Отказ от традиционного видения истории революции и формирование новых взглядов на нее почти не были разорваны во времени. Суть того, что происходило во Франции в конце XVIII в., историки-ревизионисты" усматривали в борьбе за свободу. Этот тезис особенно энергично разрабатывался ближайшим единомышленником Фюре Д. Рише(13). Он писал о длительной традиции нападок на неограниченную королевскую власть, с которыми выступали публицисты-монархомахи XVI в., деятели парламентской Фронды, анонимный автор "Вздохов порабощенной Франции" и такие писатели, как Ф. де С. Фенелон (1651—1715) и герцог Л. де Р. Сен-Симон (1675—1755). Решающие сдвиги произошли в период с 1750 по 1850 гг.: в его начале просветители выработали контрмодель политического устройства, а в конце утвердилась либеральная система. Важной вехой на этом пути стала Французская революция, трактуемая как революция либерализма и Просвещения.

Среди ученых, активно поддержавших Рише, специалист по новой истории Франции — П. Губер. В учебной книге "Старый порядок" он также обращался к развитию идеи свободы в предреволюционную пору, отмечая, что ведущую роль в ее разработке сыграли представители дворянства, и, в частности тот же Сен-Симон. Как и Рише, Губер полагал, что эти идеалы способствовали сближению дворян с верхами третьего сословия, их слиянию в "элиту", подготовившую "единственную революцию, о которой мечтали наиболее основательные головы: конституционную и либеральную монархию"(10).

Притом, что борьба за либеральные ценности играла огромную роль в революции, толкующая об этом концепция "ревизионистов" оставляла ряд трудноразрешимых вопросов. Не случайно акцент в данной научной версии делался на первом этапе революции, когда прорыв к свободе был действительно впечатляющим. Но в дальнейшем положение осложнялось. Историки даже квалифицировали период 1792—1794 гг. как время "заноса" революции: ведь свободы печати и слова были свернуты, в политике господствовали диктатура и террор, а в экономике— регламентация. При этом они связывали либерализм с деятельностью "элиты", отдавая себе отчет, что по ходу революции простой народ предпочел свободе равенство.

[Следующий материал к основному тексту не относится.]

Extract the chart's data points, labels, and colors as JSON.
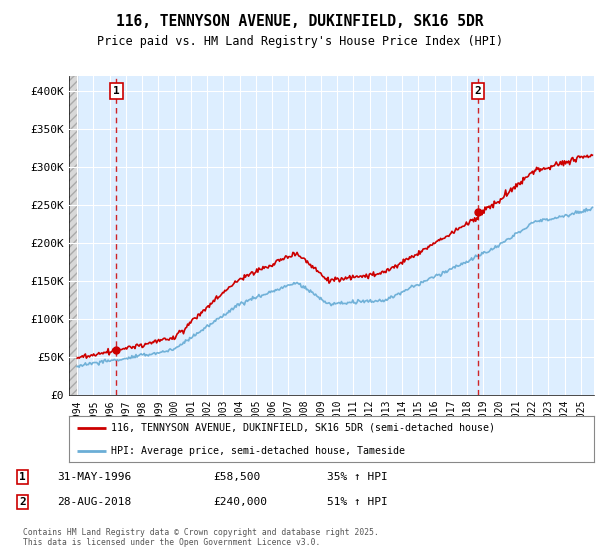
{
  "title": "116, TENNYSON AVENUE, DUKINFIELD, SK16 5DR",
  "subtitle": "Price paid vs. HM Land Registry's House Price Index (HPI)",
  "legend_line1": "116, TENNYSON AVENUE, DUKINFIELD, SK16 5DR (semi-detached house)",
  "legend_line2": "HPI: Average price, semi-detached house, Tameside",
  "footnote": "Contains HM Land Registry data © Crown copyright and database right 2025.\nThis data is licensed under the Open Government Licence v3.0.",
  "sale1_date": "31-MAY-1996",
  "sale1_price": 58500,
  "sale1_pct": "35% ↑ HPI",
  "sale2_date": "28-AUG-2018",
  "sale2_price": 240000,
  "sale2_pct": "51% ↑ HPI",
  "sale1_year": 1996.42,
  "sale2_year": 2018.65,
  "hpi_color": "#6baed6",
  "price_color": "#cc0000",
  "background_plot": "#ddeeff",
  "grid_color": "#ffffff",
  "ylim": [
    0,
    420000
  ],
  "xlim_start": 1993.5,
  "xlim_end": 2025.8,
  "yticks": [
    0,
    50000,
    100000,
    150000,
    200000,
    250000,
    300000,
    350000,
    400000
  ],
  "ytick_labels": [
    "£0",
    "£50K",
    "£100K",
    "£150K",
    "£200K",
    "£250K",
    "£300K",
    "£350K",
    "£400K"
  ],
  "xticks": [
    1994,
    1995,
    1996,
    1997,
    1998,
    1999,
    2000,
    2001,
    2002,
    2003,
    2004,
    2005,
    2006,
    2007,
    2008,
    2009,
    2010,
    2011,
    2012,
    2013,
    2014,
    2015,
    2016,
    2017,
    2018,
    2019,
    2020,
    2021,
    2022,
    2023,
    2024,
    2025
  ]
}
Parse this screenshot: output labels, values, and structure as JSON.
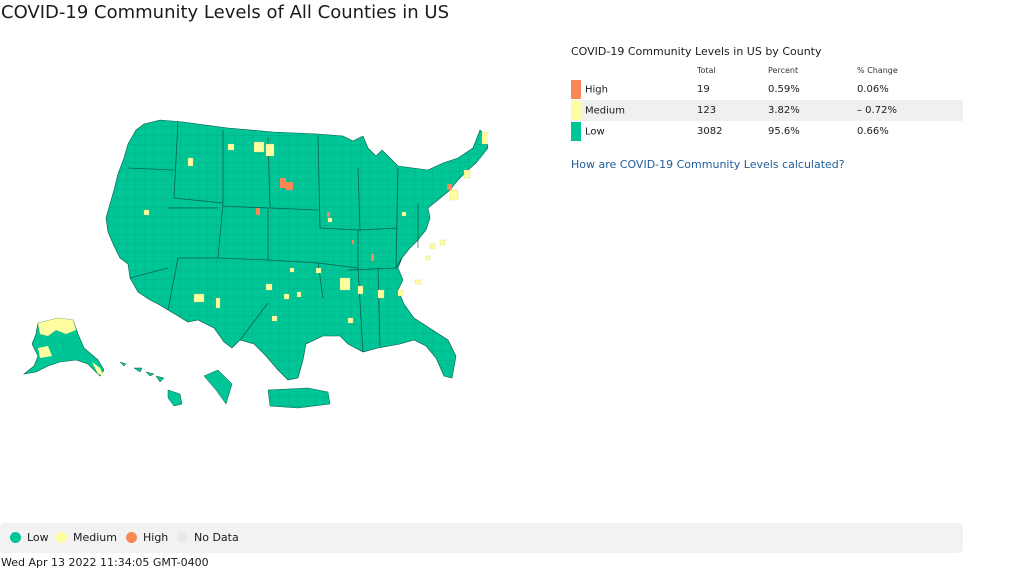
{
  "title": "COVID-19 Community Levels of All Counties in US",
  "colors": {
    "low": "#00c596",
    "medium": "#fefea1",
    "high": "#f98856",
    "no_data": "#e8e8e8",
    "border": "#0a5a48"
  },
  "summary": {
    "title": "COVID-19 Community Levels in US by County",
    "headers": {
      "level": "",
      "total": "Total",
      "percent": "Percent",
      "change": "% Change"
    },
    "rows": [
      {
        "level": "High",
        "total": "19",
        "percent": "0.59%",
        "change": "0.06%",
        "color": "#f98856"
      },
      {
        "level": "Medium",
        "total": "123",
        "percent": "3.82%",
        "change": "– 0.72%",
        "color": "#fefea1"
      },
      {
        "level": "Low",
        "total": "3082",
        "percent": "95.6%",
        "change": "0.66%",
        "color": "#00c596"
      }
    ],
    "link": "How are COVID-19 Community Levels calculated?"
  },
  "legend": [
    {
      "label": "Low",
      "color": "#00c596"
    },
    {
      "label": "Medium",
      "color": "#fefea1"
    },
    {
      "label": "High",
      "color": "#f98856"
    },
    {
      "label": "No Data",
      "color": "#e8e8e8"
    }
  ],
  "timestamp": "Wed Apr 13 2022 11:34:05 GMT-0400"
}
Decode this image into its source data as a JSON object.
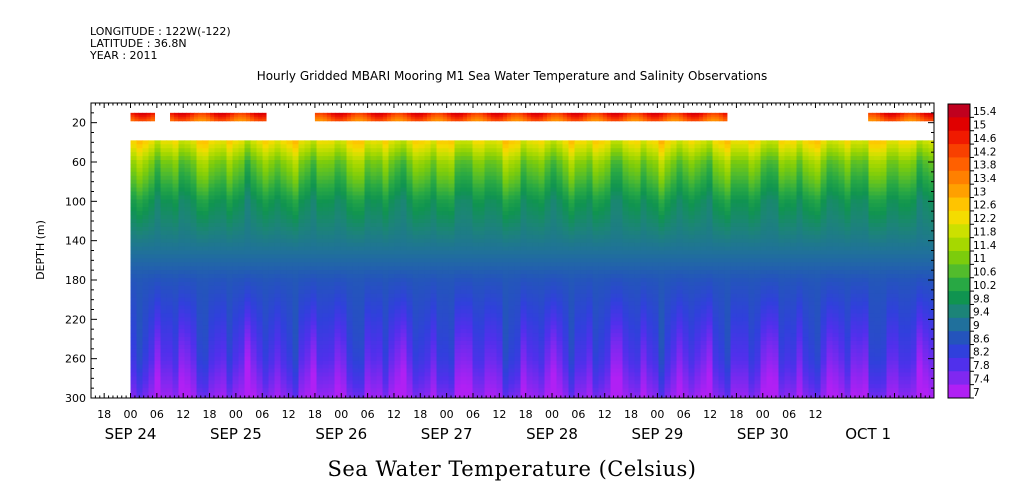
{
  "header": {
    "longitude": "LONGITUDE : 122W(-122)",
    "latitude": "LATITUDE : 36.8N",
    "year": "YEAR : 2011",
    "title": "Hourly Gridded MBARI Mooring M1 Sea Water Temperature and Salinity Observations"
  },
  "chart_data": {
    "type": "heatmap",
    "title": "Hourly Gridded MBARI Mooring M1 Sea Water Temperature and Salinity Observations",
    "xlabel": "Sea Water Temperature (Celsius)",
    "ylabel": "DEPTH (m)",
    "x_units": "hours from SEP 24 00:00, 2011",
    "xlim": [
      -9,
      183
    ],
    "ylim": [
      300,
      0
    ],
    "y_reversed": true,
    "hour_ticks": [
      "18",
      "00",
      "06",
      "12",
      "18",
      "00",
      "06",
      "12",
      "18",
      "00",
      "06",
      "12",
      "18",
      "00",
      "06",
      "12",
      "18",
      "00",
      "06",
      "12",
      "18",
      "00",
      "06",
      "12",
      "18",
      "00",
      "06",
      "12"
    ],
    "hour_tick_values": [
      -6,
      0,
      6,
      12,
      18,
      24,
      30,
      36,
      42,
      48,
      54,
      60,
      66,
      72,
      78,
      84,
      90,
      96,
      102,
      108,
      114,
      120,
      126,
      132,
      138,
      144,
      150,
      156
    ],
    "date_labels": [
      "SEP 24",
      "SEP 25",
      "SEP 26",
      "SEP 27",
      "SEP 28",
      "SEP 29",
      "SEP 30",
      "OCT  1"
    ],
    "date_label_values": [
      0,
      24,
      48,
      72,
      96,
      120,
      144,
      168
    ],
    "y_ticks": [
      "20",
      "60",
      "100",
      "140",
      "180",
      "220",
      "260",
      "300"
    ],
    "y_tick_values": [
      20,
      60,
      100,
      140,
      180,
      220,
      260,
      300
    ],
    "colorbar_levels": [
      "15.4",
      "15",
      "14.6",
      "14.2",
      "13.8",
      "13.4",
      "13",
      "12.6",
      "12.2",
      "11.8",
      "11.4",
      "11",
      "10.6",
      "10.2",
      "9.8",
      "9.4",
      "9",
      "8.6",
      "8.2",
      "7.8",
      "7.4",
      "7"
    ],
    "colorbar_colors": [
      "#c0001e",
      "#e00000",
      "#f01a00",
      "#f84000",
      "#ff6000",
      "#ff8000",
      "#ffa000",
      "#ffc400",
      "#f4dc00",
      "#cce000",
      "#a6d800",
      "#7ccc0c",
      "#52bc2c",
      "#28a844",
      "#109450",
      "#1c8478",
      "#20709c",
      "#2454bc",
      "#3040dc",
      "#5030ec",
      "#8028f0",
      "#b020f4"
    ],
    "surface_layer": {
      "depth_range": [
        10,
        18
      ],
      "temperature_approx": 14.6
    },
    "deep_profile": {
      "depth_range": [
        38,
        300
      ],
      "depths": [
        38,
        60,
        100,
        140,
        180,
        220,
        260,
        300
      ],
      "temperature_approx": [
        12.2,
        11.0,
        9.8,
        9.2,
        8.6,
        8.2,
        7.8,
        7.2
      ]
    },
    "surface_segments_hours": [
      [
        0,
        5
      ],
      [
        9,
        30
      ],
      [
        42,
        135
      ],
      [
        168,
        185
      ]
    ],
    "deep_segments_hours": [
      [
        0,
        185
      ]
    ]
  },
  "colors": {
    "background": "#ffffff",
    "axis": "#000000"
  }
}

Но трудности возникали и в связи с рассуждениями об основном носителе либеральных ценностей — "элите". Ведь значительная часть дворянства в самом начале революции, (< стр.143) когда идеалы свободы едва стали осуществляться, уже выступила против революционного движения. В своих работах Рише должен был коснуться раскола антиабсолютистских сил, справедливо заметив, что многие дворяне не желали расстаться со своими привилегиями. И хотя он счел этот конфликт второстепенным по сравнению с сотрудничеством обеих частей "элиты" в деле обретения свободы, его трактовка характера Французской революции оказалась уязвимой.

Констатация слабых сторон нового видения Французской революции потребовала стимулировать дальнейший теоретический поиск. Инициативу взял на себя Фюре. В его книге "Размышлять о Французской революции"(15) в качестве главной фигурировала уже идея не свободы, а равенства. Именно она была центральной в политической философии XVIII века. Равенство противостояло всей организации старого общества, основанного на привилегиях и представлявшего собой сложный мир рангов и различий. Подчеркивая, что революция обеспечила переход страны от абсолютной монархии к представительному режиму, автор указал на мировой приоритет Франции в деле утверждения гражданского равенства. Уникальность Французской революции Фюре усматривал в том, что она представляла собой "первый опыт демократии". Новый вариант интерпретации революции историками-"ревизионистами" устранял ряд противоречий, присущих прежнему, предложенному на рубеже 60—70 годов. Отпал мешавший органическому восприятию революции тезис о ее "заносе" в 1792—1794 гг., поскольку сфера действия принципа равенства в этот период, напротив, расширилась. И хотя его понимание было в лагере революции очень разным, сворачивать с пути гражданского равенства здесь никто не собирался.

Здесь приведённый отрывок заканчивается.